Du « Livre 2.0″ à la « lecture sociale »
Dans le cas de la « lecture sociale », on peut, je crois, faire plusieurs hypothèses :
- La « lecture sociale » est une déclinaison et une évolution du discours idéologique du « web 2.0″.
- Le passage de l’expression « livre 2.0″ à « lecture sociale » ne s’est pas fait brusquement mais selon deux mouvements lents, toujours à l’oeuvre (ces remarques valent aussi pour le passage de « Book 2.0″ à « Social Reading ») : l’émergence des « réseaux sociaux » (2006) pour l’évolution de la formule « 2.0″ en « social » (et il faut donc voir dans « réseau social » l’une des mutations de « web 2.0″) et la contestation de plus en plus forte du terme « livre », jugé trop restrictif, alors que des journaux, c’est-à-dire des promoteurs reconnus de la lecture non producteurs de livres, s’implantaient sur Facebook et exploitaient les fonctionnalités du réseau numérique ou que certains acteurs (« 100 % numérique« ), luttant pour leur légitimité, voyaient dans la conservation de ce terme un obstacle à l’adoption de leur production (mais l’adoption des fonctionnalités « sociales » de Facebook par les journaux devrait sans doute, par souci de distinction, obliger à un retour du « Livre social »). La négation de la matérialité des supports de lecture est donc un discours mobilisé pour faire reconnaître la lecture numérique
- D’autres expressions perdurent encore mais semblent marginalisées, quoiqu’elles luttent encore pour leur survie (comme « lecture participative » ou » « collaborative« ), ou ont fini par être intégrées à la « lecture sociale » parce que cette dernière permettait de rassembler, au risque de ne plus vouloir rien dire, un ensemble d’expressions elles-mêmes mal définies en attente de définition ou parce qu’elles ont fini par être liées à d’autres éléments qui les ont stabilisées et ont ainsi obligé à y renoncer. C’est par exemple le cas de « lecture interactive » ou de « lecture active », qui peut suffire à qualifier la position du lecteur face à une application iPad mobilisant un certain nombre de ressources dites « multimédias ».
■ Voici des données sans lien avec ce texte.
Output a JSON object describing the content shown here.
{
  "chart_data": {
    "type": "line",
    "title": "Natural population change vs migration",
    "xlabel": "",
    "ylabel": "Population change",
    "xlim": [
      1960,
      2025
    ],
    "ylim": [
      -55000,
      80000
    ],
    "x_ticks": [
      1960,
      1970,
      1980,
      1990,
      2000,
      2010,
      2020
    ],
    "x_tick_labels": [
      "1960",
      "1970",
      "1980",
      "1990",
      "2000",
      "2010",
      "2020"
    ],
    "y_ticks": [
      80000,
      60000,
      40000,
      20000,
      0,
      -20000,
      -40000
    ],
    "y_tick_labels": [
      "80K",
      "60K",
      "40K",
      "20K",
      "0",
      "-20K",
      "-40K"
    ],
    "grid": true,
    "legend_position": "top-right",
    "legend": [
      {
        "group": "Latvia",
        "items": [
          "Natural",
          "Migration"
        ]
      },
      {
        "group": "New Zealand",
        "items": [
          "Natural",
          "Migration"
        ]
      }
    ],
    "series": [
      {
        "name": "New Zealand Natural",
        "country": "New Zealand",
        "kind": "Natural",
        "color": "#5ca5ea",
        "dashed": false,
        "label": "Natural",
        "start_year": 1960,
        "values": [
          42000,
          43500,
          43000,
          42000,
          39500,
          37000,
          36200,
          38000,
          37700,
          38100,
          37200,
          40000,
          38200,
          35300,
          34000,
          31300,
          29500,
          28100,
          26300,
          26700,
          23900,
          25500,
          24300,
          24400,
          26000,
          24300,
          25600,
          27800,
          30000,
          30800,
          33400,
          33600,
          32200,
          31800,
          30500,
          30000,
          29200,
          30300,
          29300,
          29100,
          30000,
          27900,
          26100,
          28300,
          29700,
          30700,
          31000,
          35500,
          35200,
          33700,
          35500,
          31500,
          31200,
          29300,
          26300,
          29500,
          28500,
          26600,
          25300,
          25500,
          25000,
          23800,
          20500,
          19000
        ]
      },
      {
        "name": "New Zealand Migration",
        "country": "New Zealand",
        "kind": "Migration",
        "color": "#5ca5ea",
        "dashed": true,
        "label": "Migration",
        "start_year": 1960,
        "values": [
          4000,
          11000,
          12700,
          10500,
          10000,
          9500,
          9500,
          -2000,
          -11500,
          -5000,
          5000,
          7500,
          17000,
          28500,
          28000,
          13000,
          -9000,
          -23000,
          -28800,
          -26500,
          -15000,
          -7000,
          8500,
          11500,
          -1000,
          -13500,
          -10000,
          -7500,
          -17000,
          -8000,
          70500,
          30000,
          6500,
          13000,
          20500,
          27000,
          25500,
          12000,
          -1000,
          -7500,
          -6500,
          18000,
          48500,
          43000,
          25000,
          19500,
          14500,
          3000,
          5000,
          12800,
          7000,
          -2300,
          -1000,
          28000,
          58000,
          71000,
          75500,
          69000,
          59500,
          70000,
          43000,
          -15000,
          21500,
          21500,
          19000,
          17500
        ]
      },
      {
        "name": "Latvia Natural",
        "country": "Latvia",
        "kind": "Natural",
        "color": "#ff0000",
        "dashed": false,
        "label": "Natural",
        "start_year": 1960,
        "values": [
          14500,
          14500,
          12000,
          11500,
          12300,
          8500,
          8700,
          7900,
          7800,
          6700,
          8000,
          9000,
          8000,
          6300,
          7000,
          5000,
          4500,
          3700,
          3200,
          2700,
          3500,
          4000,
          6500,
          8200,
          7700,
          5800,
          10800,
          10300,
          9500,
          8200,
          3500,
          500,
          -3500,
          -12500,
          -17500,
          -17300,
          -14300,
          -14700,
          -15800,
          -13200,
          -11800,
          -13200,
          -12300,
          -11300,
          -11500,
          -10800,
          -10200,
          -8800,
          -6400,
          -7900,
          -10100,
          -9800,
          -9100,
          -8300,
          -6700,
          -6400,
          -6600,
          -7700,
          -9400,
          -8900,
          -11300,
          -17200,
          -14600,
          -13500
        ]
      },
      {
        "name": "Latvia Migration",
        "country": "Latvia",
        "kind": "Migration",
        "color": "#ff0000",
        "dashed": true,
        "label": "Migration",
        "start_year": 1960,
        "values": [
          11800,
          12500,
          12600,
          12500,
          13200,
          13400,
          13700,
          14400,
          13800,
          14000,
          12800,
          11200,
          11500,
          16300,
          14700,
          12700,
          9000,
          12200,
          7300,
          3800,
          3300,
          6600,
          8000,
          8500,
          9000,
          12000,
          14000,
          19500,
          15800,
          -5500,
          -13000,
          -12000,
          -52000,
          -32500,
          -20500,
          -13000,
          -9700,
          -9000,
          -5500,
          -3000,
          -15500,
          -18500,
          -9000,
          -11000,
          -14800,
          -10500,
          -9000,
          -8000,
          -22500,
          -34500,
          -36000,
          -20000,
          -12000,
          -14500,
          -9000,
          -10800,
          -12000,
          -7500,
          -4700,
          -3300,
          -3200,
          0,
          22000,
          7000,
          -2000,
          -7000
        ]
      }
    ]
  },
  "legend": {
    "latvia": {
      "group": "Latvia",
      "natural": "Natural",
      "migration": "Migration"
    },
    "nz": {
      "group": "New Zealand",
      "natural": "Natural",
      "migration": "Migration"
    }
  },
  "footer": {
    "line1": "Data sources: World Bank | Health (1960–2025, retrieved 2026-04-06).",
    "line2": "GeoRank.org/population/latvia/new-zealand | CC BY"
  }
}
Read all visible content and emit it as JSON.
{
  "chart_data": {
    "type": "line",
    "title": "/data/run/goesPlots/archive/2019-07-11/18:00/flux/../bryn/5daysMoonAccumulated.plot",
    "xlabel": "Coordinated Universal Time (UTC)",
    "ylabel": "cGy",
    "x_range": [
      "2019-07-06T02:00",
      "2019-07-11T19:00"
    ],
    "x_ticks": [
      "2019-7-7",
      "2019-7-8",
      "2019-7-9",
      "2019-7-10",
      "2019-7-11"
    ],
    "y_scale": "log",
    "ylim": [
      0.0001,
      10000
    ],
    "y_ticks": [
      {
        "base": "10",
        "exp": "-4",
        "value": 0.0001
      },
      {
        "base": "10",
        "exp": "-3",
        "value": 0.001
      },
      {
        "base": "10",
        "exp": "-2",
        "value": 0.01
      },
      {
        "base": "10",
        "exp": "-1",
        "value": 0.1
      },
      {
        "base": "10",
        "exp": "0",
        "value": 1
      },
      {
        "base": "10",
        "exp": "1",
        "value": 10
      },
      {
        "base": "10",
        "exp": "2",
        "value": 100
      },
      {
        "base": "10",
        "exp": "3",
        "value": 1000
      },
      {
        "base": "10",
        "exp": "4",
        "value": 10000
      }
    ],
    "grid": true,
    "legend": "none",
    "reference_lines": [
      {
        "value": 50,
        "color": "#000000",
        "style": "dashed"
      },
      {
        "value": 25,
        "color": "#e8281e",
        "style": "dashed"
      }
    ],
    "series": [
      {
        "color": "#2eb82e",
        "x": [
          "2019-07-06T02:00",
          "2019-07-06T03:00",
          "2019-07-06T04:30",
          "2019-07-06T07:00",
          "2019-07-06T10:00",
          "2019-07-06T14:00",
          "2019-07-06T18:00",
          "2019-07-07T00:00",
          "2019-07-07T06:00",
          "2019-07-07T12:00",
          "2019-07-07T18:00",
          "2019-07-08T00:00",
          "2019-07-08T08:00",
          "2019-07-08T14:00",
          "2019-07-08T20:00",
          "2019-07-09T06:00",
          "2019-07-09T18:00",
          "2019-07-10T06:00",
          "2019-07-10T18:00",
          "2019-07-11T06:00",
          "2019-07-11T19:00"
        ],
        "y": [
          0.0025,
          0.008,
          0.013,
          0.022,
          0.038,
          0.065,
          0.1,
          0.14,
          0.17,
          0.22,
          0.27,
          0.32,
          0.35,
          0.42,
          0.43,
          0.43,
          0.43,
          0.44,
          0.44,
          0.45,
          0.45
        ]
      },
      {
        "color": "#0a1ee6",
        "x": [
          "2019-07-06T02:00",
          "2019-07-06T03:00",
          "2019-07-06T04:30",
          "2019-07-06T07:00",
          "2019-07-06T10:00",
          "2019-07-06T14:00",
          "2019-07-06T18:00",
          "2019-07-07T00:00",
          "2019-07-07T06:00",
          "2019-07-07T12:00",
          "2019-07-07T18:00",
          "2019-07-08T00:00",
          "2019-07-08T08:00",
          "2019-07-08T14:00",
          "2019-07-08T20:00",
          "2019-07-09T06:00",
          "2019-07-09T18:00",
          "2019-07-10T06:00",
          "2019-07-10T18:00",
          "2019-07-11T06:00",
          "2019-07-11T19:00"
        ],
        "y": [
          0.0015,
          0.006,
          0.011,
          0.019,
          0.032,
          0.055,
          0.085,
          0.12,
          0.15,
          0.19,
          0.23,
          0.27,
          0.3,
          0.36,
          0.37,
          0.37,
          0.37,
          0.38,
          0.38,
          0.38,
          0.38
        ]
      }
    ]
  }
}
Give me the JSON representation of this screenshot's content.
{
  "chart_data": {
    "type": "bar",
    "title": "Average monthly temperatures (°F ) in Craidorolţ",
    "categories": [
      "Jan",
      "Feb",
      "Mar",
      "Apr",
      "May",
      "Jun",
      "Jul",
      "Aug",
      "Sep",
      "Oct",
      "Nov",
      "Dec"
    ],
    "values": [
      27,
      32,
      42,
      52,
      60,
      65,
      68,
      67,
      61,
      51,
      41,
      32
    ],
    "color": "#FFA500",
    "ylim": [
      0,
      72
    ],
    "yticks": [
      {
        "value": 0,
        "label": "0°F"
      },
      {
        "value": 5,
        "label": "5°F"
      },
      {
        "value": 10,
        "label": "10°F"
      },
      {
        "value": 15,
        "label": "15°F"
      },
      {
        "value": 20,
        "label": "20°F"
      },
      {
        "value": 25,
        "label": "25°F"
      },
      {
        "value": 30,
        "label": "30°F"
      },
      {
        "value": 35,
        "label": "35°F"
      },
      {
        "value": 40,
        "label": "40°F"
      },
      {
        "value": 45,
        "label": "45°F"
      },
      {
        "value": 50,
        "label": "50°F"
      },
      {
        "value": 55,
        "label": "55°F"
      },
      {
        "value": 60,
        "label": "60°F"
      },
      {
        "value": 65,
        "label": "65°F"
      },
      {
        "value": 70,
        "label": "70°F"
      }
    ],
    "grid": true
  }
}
- Le triomphe de « social » s’explique aussi par l’émergence d’un autre phénomène : depuis les années 60, un discours sur la lecture s’est développé, qui veut que l’on lise de moins en moins (voir Discours sur la lecture (1880-2000) d’Anne-Marie Chartier). Or, pour un ensemble d’acteurs institutionnels (politiques, professeurs, bibliothécaires, etc.), la « technologie numérique » serait un moyen inespéré de « les » faire lire. La logique est implacable : « »ils » aiment les « réseaux sociaux », donc utilisons-les ». Et c’est sur ce modèle que se sont par exemple construits des tas de groupes de lecture aux Etats-Unis, selon l’idée qu’il faut dépasser l’image poussiéreuse du livre, détourner la crispation de l’adolescent en l’introduisant dans des « communautés » où il ne sera qu’un objet de « conversation » (méthode bien connue des parents qui cherchent à faire manger des épinards à leurs enfants : ils utilisent un stratagème, un objet de divertissement, c’est-à-dire de diversion : la fameuse cuillère en avion).
- La présence d’acteurs plus ou moins extérieurs au secteur de l’édition (commerciaux, opérateurs de téléphonie, grandes entreprises, community managers, etc.), mais probablement tous conscients des opportunités à saisir (investir un nouveau domaine, faire une conférence et se faire rémunérer, etc.), venus évangéliser – parfois en toute bonne foi – les éditeurs, en mobilisant le discours du « web 2.0 », la nécessité d’évoluer rapidement, de recourir à « ce qui marche » dans une ère d’abondance où les nerfs de la guerre sont la « communauté » et la « visibilité ». Edifiantes, par exemple, l’introduction progressive et l’extension de la « gamification » (badges de motivation, récompenses, etc.) par Kobo et de l’économétrie, qui étaient jusque-là propre aux réseaux généralistes. Les outils pour gérer les autres « communautés » ont ainsi été adaptés aux « communautés » de lecteurs, alors que leurs prometteurs, aussi bien présents dans des rencontres sur les « réseaux sociaux » que dans les tables-rondes sur les livres (comme ce fut le cas l’année dernière autour de « Dynamique de socialisation autour du livre et de la lecture numériques » à Futur-en-Seine avec un consultant de Jamespot), s’en sont fait les chantres.
- La reprise de l’expression, sa circulation, par un ensemble d’acteurs (blogueurs, journalistes, conférenciers, etc.) est sans doute régie par plusieurs paramètres, relations, flux, allers-retours, logiques : logique de référencement d’une rédaction, par exemple, qui oblige à utiliser un terme consacré, quitte à y renoncer plus tard ou à s’interroger soudainement sur son utilisation; nécessité d’être compris (dans une soirée où l’on explique ce que l’on fait ;), de produire un titre susceptible de circuler, malgré la conscience de ses abus langagiers; effets d’autorité; interrogation sur « l’impact des réseaux sociaux sur la lecture » et tentation de contracter la phrase en expression (« lecture sociale ») ou, par glissement du vocabulaire, de passer dans un même article des « réseaux sociaux » à « la lecture sociale ».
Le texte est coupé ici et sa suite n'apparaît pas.